- Film poster
- Directed by: William Nigh
- Written by: Hugh Wiley Scott Darling
- Produced by: William T. Lackey
- Starring: Boris Karloff Marjorie Reynolds
- Cinematography: Harry Neumann
- Edited by: Russell F. Schoengarth
- Music by: Edward J. Kay
- Distributed by: Monogram Pictures
- Release date: August 1, 1939;
- Running time: 71 minutes
- Country: United States
- Language: English

= Mr. Wong in Chinatown =

1939 film

Mr. Wong in Chinatown is a 1939 American mystery film directed by William Nigh and starring Boris Karloff as Mr. Wong.

The film is the third in the series of Mr. Wong.

==Plot==

A beautiful Chinese woman visits Mr. Wong late at night but is murdered before she can tell him why she needs his help. Wong discovers that she is Princess Lin Hwa, the sister of a powerful Chinese general, and that she was killed with a poisoned dart fired from a Chinese "sleeve gun."

As with some of his previous investigations, Wong is given important information by the leader of a powerful tong (Chinese secret society). The tong leader tells Wong that the princess had come to the United States with almost $1-million to arrange the secret purchase of airplanes that were to be smuggled into China.

As Wong continues the investigation he learns that all the money that the princess deposited in a local bank has been paid out—and that the signature on most of the checks is a forgery. Wong becomes the target of a killer, and is aided in his investigation by a blonde, beautiful and energetic newspaper reporter.

Was the princess killed by enemies of her brother to prevent the shipment of the planes to China? Or was she killed to hide the fact that there actually were no planes and the whole scheme was a scam?

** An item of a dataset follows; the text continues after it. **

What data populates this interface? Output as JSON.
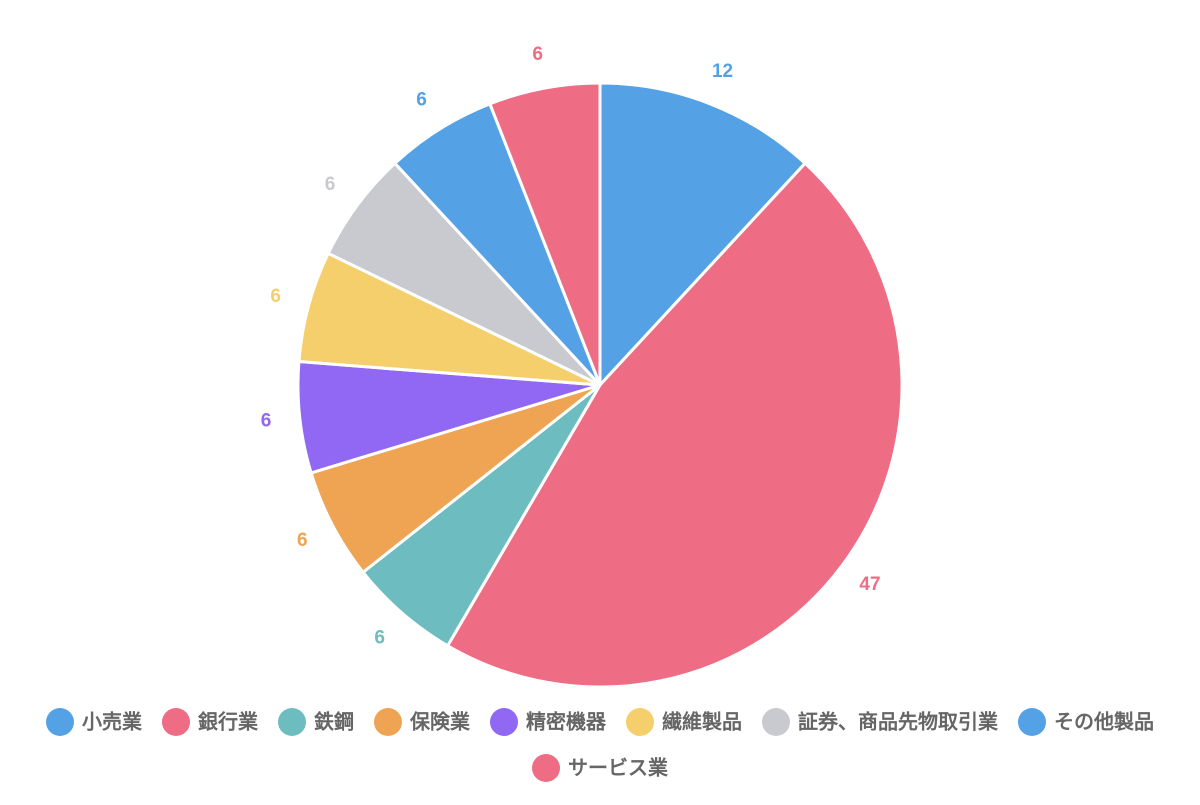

Wong's careful conversations with the captain of the ship the princess traveled on, the owner of the aviation company that owned the planes she was going to buy, and the president of the bank where the princess deposited her money, result in him uncovering the identity of the killer.

==Cast==
- Boris Karloff as Mr. James Lee Wong
- Marjorie Reynolds as Roberta 'Bobbie' Logan (reporter)
- Grant Withers as Police Capt. Bill Street
- Huntley Gordon as Mr. Davidson (bank president)
- George Lynn as Capt. Guy Jackson (Aviation Corp. president) (as Peter George Lynn)
- William Royle as Capt. Jaime (captain, Maid of the Orient)
- James Flavin as Police Sgt. Jerry
- Lotus Long as Princess Lin Hwa (murder victim)
- Lee Tung Foo as Willie (Wong's servant) (as Lee Tong Foo)
- Bessie Loo as Lilly May (Princess Lin Hwa's maid)
- Richard Loo as Tong chief
- Ernie Stanton as Burton (Davidson's butler)
- I. Stanford Jolley as Hotel clerk
- Angelo Rossitto as Mute Little Person (uncredited)

==Preservation==
A print is held by the Library of Congress.